Son como un secreto marfil, gélido y reluciente, dispuesto en su misterio a fragmentar. Crear con su presencia caótica las cicatrices de nuestro pasado y profanar la dulzura del olvido.

Son todo aquello que no se debe desear o recordar. Es el Saturno que devora a sus hijos, la pena de las omisiones irreparables. Una sempiterna lástima que se filtra entre las venas y la realidad.

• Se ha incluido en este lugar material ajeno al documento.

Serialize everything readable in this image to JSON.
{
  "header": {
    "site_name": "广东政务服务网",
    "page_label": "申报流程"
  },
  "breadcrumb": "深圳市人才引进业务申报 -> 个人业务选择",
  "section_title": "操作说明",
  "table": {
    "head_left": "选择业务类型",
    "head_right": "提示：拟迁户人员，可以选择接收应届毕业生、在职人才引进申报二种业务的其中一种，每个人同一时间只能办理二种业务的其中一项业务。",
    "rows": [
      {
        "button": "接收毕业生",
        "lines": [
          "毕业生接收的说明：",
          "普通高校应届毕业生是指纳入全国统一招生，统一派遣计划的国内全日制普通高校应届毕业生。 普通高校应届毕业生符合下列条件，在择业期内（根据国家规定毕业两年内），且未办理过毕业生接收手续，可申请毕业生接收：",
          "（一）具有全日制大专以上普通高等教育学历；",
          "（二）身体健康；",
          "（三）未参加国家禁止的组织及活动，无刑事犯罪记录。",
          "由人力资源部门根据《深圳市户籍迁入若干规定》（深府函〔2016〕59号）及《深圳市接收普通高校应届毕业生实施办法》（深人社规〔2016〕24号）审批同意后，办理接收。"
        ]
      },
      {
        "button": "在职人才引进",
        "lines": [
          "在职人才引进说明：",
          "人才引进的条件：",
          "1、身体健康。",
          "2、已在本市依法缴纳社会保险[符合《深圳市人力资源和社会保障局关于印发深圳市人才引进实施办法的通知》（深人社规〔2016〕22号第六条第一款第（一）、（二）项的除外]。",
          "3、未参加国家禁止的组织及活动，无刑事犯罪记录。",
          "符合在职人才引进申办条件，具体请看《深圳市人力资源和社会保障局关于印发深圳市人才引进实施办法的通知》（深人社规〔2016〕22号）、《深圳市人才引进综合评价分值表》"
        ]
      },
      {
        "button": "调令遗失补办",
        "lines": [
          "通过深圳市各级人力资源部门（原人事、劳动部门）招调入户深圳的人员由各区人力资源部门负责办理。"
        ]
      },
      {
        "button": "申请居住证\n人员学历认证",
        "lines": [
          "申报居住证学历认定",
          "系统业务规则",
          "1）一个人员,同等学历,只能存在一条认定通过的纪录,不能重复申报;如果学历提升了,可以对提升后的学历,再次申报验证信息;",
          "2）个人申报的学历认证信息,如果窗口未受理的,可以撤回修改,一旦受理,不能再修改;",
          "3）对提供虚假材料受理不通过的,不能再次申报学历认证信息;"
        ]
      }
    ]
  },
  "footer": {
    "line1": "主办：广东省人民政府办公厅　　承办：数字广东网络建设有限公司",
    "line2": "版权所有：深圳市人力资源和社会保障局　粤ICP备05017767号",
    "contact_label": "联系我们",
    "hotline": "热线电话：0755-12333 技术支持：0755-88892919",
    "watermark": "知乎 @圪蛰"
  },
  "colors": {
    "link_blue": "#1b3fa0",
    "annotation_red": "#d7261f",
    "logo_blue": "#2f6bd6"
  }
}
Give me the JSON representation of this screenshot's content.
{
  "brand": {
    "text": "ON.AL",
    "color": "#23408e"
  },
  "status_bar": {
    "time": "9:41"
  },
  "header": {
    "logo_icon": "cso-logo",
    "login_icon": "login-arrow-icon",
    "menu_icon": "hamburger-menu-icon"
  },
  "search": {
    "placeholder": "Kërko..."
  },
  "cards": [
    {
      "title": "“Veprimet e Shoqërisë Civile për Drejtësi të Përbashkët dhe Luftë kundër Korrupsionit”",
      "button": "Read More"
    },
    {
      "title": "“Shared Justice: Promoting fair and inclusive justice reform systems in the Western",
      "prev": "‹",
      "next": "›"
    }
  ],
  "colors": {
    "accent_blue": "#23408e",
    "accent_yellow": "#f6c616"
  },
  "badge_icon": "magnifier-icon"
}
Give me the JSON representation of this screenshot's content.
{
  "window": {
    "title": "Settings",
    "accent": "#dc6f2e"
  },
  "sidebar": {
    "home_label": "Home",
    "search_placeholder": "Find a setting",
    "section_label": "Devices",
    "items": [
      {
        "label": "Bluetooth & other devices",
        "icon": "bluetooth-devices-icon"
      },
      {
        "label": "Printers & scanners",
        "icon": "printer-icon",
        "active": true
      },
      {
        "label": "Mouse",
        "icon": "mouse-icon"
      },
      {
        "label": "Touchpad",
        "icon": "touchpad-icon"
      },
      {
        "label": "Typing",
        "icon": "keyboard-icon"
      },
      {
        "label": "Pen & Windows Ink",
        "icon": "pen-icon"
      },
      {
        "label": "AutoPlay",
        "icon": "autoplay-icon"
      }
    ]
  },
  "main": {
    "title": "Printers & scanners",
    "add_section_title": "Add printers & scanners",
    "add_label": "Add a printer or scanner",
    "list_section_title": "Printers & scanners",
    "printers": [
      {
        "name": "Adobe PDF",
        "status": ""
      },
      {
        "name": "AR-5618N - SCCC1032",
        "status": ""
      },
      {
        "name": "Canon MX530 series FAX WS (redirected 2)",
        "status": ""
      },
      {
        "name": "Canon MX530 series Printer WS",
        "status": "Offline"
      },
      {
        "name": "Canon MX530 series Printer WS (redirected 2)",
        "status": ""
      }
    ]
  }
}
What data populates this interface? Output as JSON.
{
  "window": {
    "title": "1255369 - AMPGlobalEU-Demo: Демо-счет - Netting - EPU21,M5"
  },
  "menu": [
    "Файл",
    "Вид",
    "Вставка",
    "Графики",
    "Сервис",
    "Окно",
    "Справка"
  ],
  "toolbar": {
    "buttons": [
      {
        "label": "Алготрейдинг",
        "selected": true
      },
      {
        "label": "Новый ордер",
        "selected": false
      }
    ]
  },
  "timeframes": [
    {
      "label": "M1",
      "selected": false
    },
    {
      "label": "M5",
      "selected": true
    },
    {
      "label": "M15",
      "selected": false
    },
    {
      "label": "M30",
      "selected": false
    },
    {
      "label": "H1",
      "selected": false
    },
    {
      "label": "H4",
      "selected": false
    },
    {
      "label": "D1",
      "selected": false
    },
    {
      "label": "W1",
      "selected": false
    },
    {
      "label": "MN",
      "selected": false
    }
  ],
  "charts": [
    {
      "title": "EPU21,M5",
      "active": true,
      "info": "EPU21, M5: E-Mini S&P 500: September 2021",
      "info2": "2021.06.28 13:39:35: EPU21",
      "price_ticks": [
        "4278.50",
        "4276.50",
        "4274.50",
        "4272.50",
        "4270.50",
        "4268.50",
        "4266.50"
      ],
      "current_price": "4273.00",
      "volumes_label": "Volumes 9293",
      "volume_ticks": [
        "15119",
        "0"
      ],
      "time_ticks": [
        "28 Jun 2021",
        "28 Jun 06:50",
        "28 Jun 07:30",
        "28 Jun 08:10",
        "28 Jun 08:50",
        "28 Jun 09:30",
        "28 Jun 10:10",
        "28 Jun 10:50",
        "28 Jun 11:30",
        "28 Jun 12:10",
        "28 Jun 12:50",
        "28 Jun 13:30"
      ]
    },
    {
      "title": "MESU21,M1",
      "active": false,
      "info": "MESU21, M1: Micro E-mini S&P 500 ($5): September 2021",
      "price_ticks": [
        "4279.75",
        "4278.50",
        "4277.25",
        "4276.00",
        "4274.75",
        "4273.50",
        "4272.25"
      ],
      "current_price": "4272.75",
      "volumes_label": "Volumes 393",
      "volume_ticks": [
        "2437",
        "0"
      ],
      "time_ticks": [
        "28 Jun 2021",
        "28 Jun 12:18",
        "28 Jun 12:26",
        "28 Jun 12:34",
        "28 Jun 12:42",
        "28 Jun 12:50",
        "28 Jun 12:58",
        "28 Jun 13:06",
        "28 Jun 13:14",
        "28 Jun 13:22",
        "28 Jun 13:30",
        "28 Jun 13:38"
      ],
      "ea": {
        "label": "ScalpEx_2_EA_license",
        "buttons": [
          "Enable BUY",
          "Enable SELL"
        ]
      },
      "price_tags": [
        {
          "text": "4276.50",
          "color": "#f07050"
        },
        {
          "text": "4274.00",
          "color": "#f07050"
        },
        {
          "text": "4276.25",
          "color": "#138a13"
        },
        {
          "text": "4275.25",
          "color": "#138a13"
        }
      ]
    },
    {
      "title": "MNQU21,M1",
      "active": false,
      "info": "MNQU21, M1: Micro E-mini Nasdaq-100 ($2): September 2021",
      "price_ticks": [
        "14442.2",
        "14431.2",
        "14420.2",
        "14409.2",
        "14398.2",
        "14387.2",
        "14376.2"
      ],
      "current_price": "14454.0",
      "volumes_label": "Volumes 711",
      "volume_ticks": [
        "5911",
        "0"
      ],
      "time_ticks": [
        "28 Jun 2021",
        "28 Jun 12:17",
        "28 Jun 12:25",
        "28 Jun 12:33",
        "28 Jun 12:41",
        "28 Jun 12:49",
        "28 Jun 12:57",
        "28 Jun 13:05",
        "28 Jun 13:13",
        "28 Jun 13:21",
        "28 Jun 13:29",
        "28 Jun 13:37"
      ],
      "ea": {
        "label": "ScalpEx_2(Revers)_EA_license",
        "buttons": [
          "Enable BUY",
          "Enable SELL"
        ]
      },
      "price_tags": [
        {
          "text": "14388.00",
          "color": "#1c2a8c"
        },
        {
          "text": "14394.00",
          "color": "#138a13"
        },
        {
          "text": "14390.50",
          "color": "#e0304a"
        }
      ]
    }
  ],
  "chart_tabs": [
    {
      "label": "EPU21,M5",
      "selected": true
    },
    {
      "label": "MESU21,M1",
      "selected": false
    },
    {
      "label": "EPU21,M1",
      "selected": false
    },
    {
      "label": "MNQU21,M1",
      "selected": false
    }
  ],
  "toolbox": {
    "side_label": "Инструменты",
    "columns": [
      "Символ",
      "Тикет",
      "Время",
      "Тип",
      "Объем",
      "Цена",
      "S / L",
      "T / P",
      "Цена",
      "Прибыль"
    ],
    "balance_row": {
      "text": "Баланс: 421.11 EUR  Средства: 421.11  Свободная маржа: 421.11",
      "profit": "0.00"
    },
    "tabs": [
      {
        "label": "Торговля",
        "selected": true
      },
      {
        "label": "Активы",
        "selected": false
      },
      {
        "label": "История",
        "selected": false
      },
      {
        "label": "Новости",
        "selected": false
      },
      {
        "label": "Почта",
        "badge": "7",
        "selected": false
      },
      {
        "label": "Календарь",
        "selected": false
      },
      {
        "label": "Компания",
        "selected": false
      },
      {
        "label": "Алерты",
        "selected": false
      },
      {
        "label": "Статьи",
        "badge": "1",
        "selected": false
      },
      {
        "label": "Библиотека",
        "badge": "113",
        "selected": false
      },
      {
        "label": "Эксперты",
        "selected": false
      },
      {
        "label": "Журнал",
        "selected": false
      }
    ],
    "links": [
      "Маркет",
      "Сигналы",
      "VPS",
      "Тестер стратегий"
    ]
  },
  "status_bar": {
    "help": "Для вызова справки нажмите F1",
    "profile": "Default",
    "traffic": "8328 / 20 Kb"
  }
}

Así que resisto la tentación de pronunciar sus formas, sus historias, su manera de quemar cada trozo de cuerpo y volverte melancolía. El viejo hábito que tienen de aspirar a ser algo y desvanecerse en la nada, como aquellos ojos que no encuentran, como un mes de octubre cálido y el roce de pieles que jamás termina en caricia.

Se convierten en un maligno arrepentimiento, un gran predicador de hechos ficticios. Por eso las escondo en las esquinas de los armarios, a lado de los monstruos y las chaquetas de invierno. Las oculto cuando las horas se vuelven luminiscentes y diáfanas, temerosa de que en el susurro no pronunciado exista todavía el pecado. Que corrompan la vida con su injuriosa suciedad.

Así se apilan en los rincones como un recordatorio nebuloso, una remembranza apenas audible. Y cuentan entre el eco todo lo que no existe.